FIG. 3b shows a cross section of the obtained additive material, in which 1 is a silicon dioxide film and 2 is polycrystalline silicon.

The additive material is mixed into the resin at a ratio of 60 to 80% by weight depending on the purpose, and this is used as a sealing resin to seal the outer envelope of an electronic device.

If you want to improve the thermal conductivity of the resin depending on the application, you can grow polycrystalline silicon into single crystal silicon, then crush it, and then form a silicon dioxide film using the method described above. Good too.

(Effect of the invention) According to the invention, the coefficient of thermal expansion of the additive material is lower than that of the conventional one.
11×10 ^-6 /°C, whereas in the present invention it is 5×10 ^-6 to 8×
10 ^-6 /℃, which is close to silicon's 3.5×10 ^-6 /℃. Furthermore, the thermal conductivity of the present invention is also higher, 30 to 50 W·m ⁻¹ ·K ⁻¹ , compared to 9.3 W·m ⁻¹ ·K ⁻¹ in the conventional case.

The content of impurities such as uranium, thorium, and sodium in the additive material is negligible compared to conventional additives, and impurity contamination of semiconductor devices and information inversion that occurs in semiconductor memories can be prevented.

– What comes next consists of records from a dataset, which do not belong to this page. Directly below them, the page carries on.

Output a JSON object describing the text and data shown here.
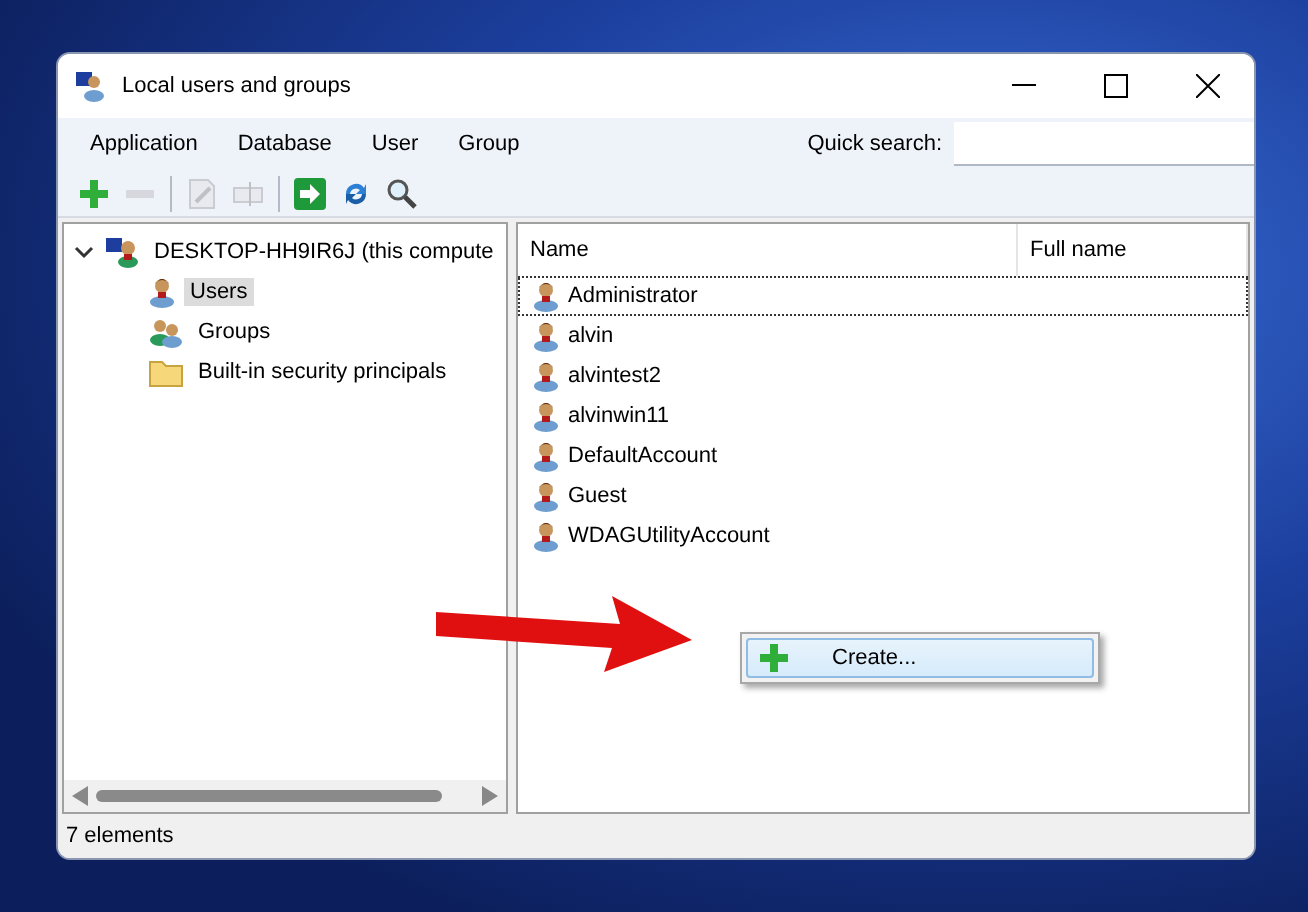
{
  "window": {
    "title": "Local users and groups"
  },
  "menu": [
    {
      "label": "Application"
    },
    {
      "label": "Database"
    },
    {
      "label": "User"
    },
    {
      "label": "Group"
    }
  ],
  "search": {
    "label": "Quick search:"
  },
  "toolbar": [
    {
      "kind": "add",
      "disabled": false
    },
    {
      "kind": "remove",
      "disabled": true
    },
    {
      "kind": "separator"
    },
    {
      "kind": "edit",
      "disabled": true
    },
    {
      "kind": "rename",
      "disabled": true
    },
    {
      "kind": "separator"
    },
    {
      "kind": "go",
      "disabled": false
    },
    {
      "kind": "refresh",
      "disabled": false
    },
    {
      "kind": "find",
      "disabled": false
    }
  ],
  "tree": [
    {
      "label": "DESKTOP-HH9IR6J (this compute",
      "kind": "computer",
      "expanded": true,
      "selected": false,
      "children": [
        {
          "label": "Users",
          "kind": "users",
          "selected": true
        },
        {
          "label": "Groups",
          "kind": "groups",
          "selected": false
        },
        {
          "label": "Built-in security principals",
          "kind": "folder",
          "selected": false
        }
      ]
    }
  ],
  "table": {
    "columns": [
      "Name",
      "Full name"
    ],
    "rows": [
      {
        "name": "Administrator",
        "focused": true
      },
      {
        "name": "alvin",
        "focused": false
      },
      {
        "name": "alvintest2",
        "focused": false
      },
      {
        "name": "alvinwin11",
        "focused": false
      },
      {
        "name": "DefaultAccount",
        "focused": false
      },
      {
        "name": "Guest",
        "focused": false
      },
      {
        "name": "WDAGUtilityAccount",
        "focused": false
      }
    ]
  },
  "context_menu": {
    "items": [
      {
        "label": "Create..."
      }
    ]
  },
  "status_bar": "7 elements"
}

From the above effects, it is possible to solve all the problems related to the sealing resin of silicon semiconductor devices at once, and to obtain resin-sealed electronic devices with excellent properties such as high purity, low stress, and high thermal conductivity. be.

[Brief explanation of drawings]

FIG. 1 is a manufacturing process diagram of a conventional additive (silica), FIG. 2 is a manufacturing process diagram of an additive according to an embodiment of the present invention, and FIG. 3a is a cross-sectional diagram of a conventional additive. FIG. 3b is a cross-sectional view of an additive according to an example of the present invention. 1...Silicon dioxide, 2...Silicon (grains).

Claims (1)

[Claims] 1. A resin-sealed electronic device characterized in that it is sealed with an outer resin containing surface-oxidized silicon powder as an additive.